May 15, 2007 10:54
So after what seemed to be a wonderful Saturday night, turned into a horrible Sunday evening. He told me he loved me (just out of the blue), invited me to his family vacation and started making HIS own plans to live with me. Then Sunday he starts acting really pissy towards me, so I ask whats wrong, and apparently that was the WRONG question to ask. We got into a little argument and I pretty much didnt talk to him until 10 last night. I think we broke up, but I'm not mad, he was honest with me. He says he is scared to death to fall head over heels in love with someone because of what SHE did, and I cant blame him. He has to go through hell each and every day not being able to see his child grow up. He has to watch her grow up over myspace! Thats so wrong. I could understand her wanting to keep him away if he was a drug dealer, or a loser with no job, or just a horrible person. But what she doesnt realise is that there are more single women that I could count that would KILL to have a man like Adam, someone who pays a hell of a lot of money in child support, keeps a job, and CARES about his child. Some women have trouble getting $50 a month in child support from their childrens father , he pays 12x that much and she's still not happy.

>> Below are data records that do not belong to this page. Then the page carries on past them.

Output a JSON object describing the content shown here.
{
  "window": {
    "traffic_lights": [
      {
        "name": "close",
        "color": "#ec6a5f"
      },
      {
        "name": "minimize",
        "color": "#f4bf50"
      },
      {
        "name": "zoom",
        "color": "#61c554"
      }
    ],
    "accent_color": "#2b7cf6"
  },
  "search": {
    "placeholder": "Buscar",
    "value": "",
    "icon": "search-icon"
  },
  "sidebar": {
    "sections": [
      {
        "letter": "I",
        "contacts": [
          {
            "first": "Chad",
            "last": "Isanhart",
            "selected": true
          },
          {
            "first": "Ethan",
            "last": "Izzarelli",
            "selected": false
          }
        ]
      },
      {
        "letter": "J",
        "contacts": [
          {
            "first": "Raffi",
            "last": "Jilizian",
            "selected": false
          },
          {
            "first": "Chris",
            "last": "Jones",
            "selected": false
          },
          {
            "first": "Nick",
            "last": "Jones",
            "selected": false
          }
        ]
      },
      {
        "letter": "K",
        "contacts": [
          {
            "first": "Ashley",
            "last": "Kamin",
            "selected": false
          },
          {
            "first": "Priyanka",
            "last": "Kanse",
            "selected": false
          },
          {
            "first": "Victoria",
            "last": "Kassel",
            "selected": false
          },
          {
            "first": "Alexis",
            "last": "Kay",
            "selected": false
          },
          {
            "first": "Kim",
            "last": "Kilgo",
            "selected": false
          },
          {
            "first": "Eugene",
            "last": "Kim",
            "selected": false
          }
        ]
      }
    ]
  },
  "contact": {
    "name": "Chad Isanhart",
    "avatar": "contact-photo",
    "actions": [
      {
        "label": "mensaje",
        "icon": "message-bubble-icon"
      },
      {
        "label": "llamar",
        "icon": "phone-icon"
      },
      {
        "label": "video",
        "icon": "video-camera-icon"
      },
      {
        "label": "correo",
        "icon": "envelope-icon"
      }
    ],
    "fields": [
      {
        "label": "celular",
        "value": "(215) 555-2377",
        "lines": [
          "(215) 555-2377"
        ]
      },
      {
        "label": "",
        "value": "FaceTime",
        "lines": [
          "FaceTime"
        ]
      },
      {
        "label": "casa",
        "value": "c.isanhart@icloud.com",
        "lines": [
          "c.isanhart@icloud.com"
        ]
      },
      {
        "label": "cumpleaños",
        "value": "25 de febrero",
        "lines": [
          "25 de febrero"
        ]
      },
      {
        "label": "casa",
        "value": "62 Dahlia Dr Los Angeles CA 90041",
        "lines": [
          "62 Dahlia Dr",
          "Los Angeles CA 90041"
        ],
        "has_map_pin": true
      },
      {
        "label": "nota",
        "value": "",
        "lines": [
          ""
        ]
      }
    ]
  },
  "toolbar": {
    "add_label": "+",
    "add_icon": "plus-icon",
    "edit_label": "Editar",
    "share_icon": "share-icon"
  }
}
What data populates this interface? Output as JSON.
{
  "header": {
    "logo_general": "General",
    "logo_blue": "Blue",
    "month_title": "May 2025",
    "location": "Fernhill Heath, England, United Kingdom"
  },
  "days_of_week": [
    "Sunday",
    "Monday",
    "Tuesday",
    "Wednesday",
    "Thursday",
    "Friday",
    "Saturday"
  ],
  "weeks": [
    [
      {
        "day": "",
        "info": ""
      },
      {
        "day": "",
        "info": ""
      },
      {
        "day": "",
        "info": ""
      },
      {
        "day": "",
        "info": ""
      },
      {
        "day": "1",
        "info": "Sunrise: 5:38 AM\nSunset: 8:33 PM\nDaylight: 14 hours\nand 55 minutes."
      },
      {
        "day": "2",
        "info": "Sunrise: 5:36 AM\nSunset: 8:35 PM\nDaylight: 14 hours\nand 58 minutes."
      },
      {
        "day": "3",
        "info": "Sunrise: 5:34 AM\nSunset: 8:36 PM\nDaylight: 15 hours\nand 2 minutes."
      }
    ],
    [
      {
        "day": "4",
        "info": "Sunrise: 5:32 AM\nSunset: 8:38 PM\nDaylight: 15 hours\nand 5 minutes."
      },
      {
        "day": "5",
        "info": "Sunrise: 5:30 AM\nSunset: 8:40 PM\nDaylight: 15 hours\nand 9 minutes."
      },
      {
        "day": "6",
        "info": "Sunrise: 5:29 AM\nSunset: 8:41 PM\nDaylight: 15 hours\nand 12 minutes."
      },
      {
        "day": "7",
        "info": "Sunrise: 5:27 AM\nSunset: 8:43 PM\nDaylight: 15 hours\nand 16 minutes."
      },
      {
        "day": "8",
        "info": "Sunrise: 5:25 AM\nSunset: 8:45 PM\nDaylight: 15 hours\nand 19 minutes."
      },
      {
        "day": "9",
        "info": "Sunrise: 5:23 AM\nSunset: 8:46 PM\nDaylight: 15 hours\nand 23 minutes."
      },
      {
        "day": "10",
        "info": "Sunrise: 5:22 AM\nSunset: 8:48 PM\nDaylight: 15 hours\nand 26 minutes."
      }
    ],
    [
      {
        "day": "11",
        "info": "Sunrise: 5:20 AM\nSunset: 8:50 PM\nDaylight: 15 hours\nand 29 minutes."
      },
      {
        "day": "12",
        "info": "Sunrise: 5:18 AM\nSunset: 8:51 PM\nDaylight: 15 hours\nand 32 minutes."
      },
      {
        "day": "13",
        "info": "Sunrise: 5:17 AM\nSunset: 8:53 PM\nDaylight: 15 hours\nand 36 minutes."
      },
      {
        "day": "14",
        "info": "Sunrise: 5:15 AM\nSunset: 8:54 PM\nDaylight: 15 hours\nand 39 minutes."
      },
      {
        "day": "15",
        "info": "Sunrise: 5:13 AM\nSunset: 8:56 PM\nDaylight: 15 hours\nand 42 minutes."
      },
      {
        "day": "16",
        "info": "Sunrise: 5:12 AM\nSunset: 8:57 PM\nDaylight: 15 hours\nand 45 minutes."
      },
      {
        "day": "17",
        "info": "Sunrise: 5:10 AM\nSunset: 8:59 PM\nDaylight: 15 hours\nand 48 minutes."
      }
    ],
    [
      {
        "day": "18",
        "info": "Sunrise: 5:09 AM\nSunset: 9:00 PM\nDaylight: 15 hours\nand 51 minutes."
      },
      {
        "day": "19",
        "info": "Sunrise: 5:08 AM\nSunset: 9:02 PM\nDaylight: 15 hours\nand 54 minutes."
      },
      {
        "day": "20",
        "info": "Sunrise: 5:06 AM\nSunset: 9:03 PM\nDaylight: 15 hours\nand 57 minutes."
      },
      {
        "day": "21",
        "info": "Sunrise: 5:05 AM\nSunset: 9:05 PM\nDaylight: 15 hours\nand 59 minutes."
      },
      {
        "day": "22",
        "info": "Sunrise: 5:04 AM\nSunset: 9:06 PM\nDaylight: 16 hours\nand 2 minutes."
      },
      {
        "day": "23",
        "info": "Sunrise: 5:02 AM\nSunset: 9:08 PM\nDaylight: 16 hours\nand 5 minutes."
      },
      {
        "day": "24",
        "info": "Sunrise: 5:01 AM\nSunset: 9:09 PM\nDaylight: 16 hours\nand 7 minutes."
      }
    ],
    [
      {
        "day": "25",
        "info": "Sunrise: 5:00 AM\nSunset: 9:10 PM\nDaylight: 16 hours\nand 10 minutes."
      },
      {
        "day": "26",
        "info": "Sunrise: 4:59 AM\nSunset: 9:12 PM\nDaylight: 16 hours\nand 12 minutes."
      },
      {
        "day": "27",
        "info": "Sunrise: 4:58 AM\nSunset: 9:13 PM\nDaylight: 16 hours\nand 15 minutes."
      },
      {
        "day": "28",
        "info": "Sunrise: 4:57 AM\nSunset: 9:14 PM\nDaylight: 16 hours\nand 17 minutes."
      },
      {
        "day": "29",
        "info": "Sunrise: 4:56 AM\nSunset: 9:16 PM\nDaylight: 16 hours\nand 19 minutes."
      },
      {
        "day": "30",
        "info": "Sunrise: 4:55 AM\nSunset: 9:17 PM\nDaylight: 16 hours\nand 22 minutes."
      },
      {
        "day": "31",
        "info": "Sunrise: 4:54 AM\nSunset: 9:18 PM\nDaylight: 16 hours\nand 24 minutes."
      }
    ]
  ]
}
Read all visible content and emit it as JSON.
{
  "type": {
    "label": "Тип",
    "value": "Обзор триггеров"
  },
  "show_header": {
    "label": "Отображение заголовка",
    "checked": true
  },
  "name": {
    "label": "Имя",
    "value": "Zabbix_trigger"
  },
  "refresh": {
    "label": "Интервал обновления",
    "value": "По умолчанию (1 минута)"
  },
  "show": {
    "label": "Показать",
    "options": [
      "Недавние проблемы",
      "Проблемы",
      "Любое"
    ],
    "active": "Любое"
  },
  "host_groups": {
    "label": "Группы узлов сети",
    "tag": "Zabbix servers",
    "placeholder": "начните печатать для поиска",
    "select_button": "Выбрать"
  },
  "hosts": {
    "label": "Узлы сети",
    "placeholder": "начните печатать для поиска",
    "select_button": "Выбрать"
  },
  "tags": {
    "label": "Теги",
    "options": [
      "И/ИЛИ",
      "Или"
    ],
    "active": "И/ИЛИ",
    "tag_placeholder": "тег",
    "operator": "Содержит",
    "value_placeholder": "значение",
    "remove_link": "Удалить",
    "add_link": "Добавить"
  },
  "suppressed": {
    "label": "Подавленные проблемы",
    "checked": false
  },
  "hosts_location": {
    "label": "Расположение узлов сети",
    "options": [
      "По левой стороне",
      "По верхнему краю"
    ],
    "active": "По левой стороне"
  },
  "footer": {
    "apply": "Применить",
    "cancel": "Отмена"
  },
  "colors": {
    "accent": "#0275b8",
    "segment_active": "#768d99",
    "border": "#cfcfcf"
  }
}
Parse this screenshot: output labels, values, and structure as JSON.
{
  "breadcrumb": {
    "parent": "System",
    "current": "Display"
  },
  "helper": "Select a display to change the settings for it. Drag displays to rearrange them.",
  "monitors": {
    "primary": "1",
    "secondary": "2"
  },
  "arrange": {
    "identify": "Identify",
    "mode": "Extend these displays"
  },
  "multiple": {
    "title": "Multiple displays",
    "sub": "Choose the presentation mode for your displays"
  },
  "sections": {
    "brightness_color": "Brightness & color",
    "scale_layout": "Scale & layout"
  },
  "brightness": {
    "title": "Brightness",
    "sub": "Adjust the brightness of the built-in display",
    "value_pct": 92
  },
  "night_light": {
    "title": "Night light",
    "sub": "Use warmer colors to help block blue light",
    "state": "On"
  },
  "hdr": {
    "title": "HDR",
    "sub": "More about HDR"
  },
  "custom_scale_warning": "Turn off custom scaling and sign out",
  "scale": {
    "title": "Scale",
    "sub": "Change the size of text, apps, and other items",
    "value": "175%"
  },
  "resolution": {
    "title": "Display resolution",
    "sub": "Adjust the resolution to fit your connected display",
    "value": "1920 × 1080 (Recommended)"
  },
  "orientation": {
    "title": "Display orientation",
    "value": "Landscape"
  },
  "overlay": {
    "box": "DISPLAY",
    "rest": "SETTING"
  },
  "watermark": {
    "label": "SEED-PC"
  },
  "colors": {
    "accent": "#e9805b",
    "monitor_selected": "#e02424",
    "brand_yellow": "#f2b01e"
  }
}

I said that I wouldnt say anything bad about her, and I probably wouldnt to him, but now shes interfering with MY life and MY heart. I know that sounds selfish, but here I am, I'm in love with someone who's been so heartbroken by all this he's scared to death. I FINALLY was able to let my gaurd down and love again, after almost a year of trying to recover from Johnny, and its taken away from me by such a horrible woman. Idk things dont make sense anymore, he says he needs to be alone to get thinsg back on track, to buy a house and fight for full custody, but then this morning I get a "Good Morning" text message... which is something I havent gotten in over a week... its all very strange. But I CANT be mad at him, this isnt his fault and I dont think he's doing this to hurt me. I just hope that he knows if he ever needs me he can call me and I'd drop just about anything to be there for him. Its funny how two people who are so totally different can be so good for each other sometimes. When we go out, we ARE that couple you want to be. The ones who joke around with the waitress and who poke fun at each other. We're the ones sitting across from each other and not beside each other so we can SEE each other when we're talking. We're the couple that some how seems to expose they have a sex life (and not to mention an AMAZING sex life) where ever they go. We make people jealous. & I love it. I dont know if I'm single or still involved (officially) but I know that for right now... he has my heart.